Pero la transición implicó un compromiso. En la década de 1980, la Carta había sido un llamado a una profunda transformación estructural. En el acuerdo, cláusulas clave, en particular las que exigían la redistribución de la tierra y el reparto de la riqueza nacional, se suavizaron o aplazaron. El acuerdo final preservó los patrones existentes de propiedad privada y aceptó un marco macroeconómico moldeado en parte por las presiones neoliberales globales. Si bien se ganó la votación, las transformaciones más profundas previstas en la Carta se pospusieron.
El resultado es que hoy, treinta años después del fin del apartheid, persisten las desigualdades estructurales. En 1998, Thabo Mbeki describió a Sudáfrica como un país de «dos naciones»: una rica y blanca, la otra pobre y negra. Esta caracterización sigue siendo inquietantemente precisa. Las promesas económicas de la Carta no se han cumplido.
Las elecciones generales de 2024 marcaron un punto de inflexión histórico. En conjunto, los dos partidos dominantes obtuvieron el apoyo de menos de una cuarta parte de la población elegible. Casi el 60% de los votantes elegibles no participaron en absoluto. Esto refleja una profunda desilusión. La promesa de la Carta de que «el pueblo gobernará» exige más que un voto: requiere una participación sostenida.

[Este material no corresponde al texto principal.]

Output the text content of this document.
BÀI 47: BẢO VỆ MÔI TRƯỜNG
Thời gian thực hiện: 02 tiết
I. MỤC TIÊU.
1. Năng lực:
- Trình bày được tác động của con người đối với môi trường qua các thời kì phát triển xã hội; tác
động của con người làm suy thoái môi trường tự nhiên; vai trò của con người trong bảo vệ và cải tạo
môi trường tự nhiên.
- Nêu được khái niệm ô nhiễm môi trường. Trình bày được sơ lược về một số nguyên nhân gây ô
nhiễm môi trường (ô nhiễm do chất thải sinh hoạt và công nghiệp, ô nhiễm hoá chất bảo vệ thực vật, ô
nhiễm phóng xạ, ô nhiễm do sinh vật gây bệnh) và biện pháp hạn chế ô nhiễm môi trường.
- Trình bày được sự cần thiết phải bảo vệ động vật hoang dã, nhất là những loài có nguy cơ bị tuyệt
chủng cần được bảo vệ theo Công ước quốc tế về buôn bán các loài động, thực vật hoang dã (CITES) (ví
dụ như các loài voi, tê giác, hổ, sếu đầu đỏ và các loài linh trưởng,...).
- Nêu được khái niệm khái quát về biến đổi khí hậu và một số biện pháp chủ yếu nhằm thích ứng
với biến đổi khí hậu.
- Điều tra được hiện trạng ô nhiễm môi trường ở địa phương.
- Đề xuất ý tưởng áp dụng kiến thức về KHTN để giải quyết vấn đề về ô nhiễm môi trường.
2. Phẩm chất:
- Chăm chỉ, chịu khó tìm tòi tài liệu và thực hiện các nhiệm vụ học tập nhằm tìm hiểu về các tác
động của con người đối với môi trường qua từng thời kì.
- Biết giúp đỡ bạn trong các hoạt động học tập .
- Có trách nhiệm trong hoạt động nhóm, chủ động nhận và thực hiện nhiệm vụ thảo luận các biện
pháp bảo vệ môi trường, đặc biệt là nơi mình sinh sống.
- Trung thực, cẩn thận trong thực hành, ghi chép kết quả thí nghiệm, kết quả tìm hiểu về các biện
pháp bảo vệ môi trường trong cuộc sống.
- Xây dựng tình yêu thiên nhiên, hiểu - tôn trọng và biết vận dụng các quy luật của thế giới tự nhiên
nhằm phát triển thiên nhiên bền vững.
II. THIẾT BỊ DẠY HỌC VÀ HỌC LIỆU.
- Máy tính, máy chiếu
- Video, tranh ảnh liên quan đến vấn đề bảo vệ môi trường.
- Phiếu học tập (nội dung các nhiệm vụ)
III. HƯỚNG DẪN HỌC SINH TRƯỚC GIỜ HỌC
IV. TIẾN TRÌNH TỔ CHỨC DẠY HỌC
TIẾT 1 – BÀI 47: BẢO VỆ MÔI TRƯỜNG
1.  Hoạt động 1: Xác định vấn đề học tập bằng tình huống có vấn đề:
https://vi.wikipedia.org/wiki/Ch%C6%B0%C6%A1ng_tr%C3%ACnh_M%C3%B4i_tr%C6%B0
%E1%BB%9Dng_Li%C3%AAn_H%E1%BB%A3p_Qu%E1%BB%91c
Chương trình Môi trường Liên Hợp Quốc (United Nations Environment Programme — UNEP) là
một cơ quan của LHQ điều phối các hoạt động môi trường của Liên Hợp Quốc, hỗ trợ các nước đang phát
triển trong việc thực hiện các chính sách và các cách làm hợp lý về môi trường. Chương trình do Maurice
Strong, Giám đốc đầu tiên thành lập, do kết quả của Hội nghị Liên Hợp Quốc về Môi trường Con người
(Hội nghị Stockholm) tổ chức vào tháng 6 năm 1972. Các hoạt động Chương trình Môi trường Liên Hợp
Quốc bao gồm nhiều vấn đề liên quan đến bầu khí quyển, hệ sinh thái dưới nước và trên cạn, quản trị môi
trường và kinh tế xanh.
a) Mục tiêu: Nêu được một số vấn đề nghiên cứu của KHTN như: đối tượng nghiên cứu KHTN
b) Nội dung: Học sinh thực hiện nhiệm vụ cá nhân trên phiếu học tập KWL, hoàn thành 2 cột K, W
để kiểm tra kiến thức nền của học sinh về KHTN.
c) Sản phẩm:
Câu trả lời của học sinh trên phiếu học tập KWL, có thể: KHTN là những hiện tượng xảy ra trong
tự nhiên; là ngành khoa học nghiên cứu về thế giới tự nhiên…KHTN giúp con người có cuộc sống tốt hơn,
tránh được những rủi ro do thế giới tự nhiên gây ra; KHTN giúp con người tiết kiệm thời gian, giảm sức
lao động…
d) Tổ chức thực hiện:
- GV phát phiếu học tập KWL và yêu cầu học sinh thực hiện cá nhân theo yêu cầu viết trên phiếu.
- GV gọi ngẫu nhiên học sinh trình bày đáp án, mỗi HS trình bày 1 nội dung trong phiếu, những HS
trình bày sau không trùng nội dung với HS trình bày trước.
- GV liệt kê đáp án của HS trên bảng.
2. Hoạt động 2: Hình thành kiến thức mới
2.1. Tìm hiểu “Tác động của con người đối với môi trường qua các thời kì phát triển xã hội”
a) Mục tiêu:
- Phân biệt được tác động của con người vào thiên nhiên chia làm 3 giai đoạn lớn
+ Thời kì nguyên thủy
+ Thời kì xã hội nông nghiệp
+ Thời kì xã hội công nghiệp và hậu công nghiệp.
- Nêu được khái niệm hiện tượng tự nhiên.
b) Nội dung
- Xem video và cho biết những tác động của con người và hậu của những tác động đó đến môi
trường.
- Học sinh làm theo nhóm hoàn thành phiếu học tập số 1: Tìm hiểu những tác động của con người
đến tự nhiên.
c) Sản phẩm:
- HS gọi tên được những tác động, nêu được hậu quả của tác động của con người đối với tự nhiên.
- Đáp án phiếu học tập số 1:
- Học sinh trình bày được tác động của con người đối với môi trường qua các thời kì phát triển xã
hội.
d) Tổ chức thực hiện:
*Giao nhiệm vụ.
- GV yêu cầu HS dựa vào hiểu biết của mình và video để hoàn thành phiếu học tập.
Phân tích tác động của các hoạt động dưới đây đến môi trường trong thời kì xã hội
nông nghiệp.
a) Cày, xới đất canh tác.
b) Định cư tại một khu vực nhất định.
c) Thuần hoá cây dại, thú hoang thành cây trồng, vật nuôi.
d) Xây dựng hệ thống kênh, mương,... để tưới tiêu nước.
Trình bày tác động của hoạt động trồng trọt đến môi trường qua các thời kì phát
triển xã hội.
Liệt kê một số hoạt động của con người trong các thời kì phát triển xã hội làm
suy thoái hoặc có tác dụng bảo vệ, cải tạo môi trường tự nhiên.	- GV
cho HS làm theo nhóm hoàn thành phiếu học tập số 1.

Esto requiere reconstruir la participación democrática masiva desde abajo. Significa reavivar la cultura de las reuniones populares, los mandatos comunitarios y las iniciativas lideradas por los trabajadores que fundamentaron la Carta en la experiencia vivida. Significa ir más allá de las elecciones y restaurar el sentido de la autonomía democrática cotidiana, en las escuelas, los lugares de trabajo y las comunidades. Significa cumplir la promesa de redistribuir la tierra y la riqueza.
También significa reconstruir la solidaridad en todo el Sur Global. La formación del Grupo de La Haya en enero de este año para construir una alianza en apoyo a Palestina fue un gran avance. La reunión que celebrará en Bogotá en julio promete ampliar su alcance y poder.
Pero debemos reconocer la magnitud de la resistencia a dicha transformación. Fuerzas poderosas, tanto locales como globales, están profundamente comprometidas con el statu quo. Las élites económicas, las ONG, los centros de estudios y los proyectos mediáticos financiados por donantes occidentales a menudo trabajan para presentar las políticas redistributivas como ilegítimas o imprudentes. Estas redes no son nuevas, pero se han vuelto cada vez más audaces a medida que ha disminuido el apoyo al ANC.
En junio de 2023, la Fundación Brenthurst, financiada por la familia Oppenheimer, convocó una conferencia en Gdansk, Polonia. Denominada una cumbre para «promover la democracia», la conferencia emitió la "Declaración de Gdansk", ampliamente difundida como un intento de legitimar la oposición respaldada por Occidente a las políticas redistributivas en el Sur Global. La Alianza Democrática y el IFP estuvieron presentes, junto con el exeditor del Daily Maverick, Branko Brkic, y representantes de RENAMO (Mozambique) y UNITA (Angola), ambos movimientos reaccionarios respaldados por Occidente para oponerse a los movimientos de liberación nacional. El evento marcó el surgimiento de una alianza transnacional destinada a neutralizar cualquier intento de desafiar el poder de las élites en nombre de la justicia o la igualdad.
Es un recordatorio de que la lucha por hacer realidad la visión de la Carta no se ganará solo en términos morales. Requerirá una organización política eficaz, claridad ideológica y valentía. La Carta de la Libertad nació de la lucha. Ahora debe defenderse y renovarse mediante la lucha.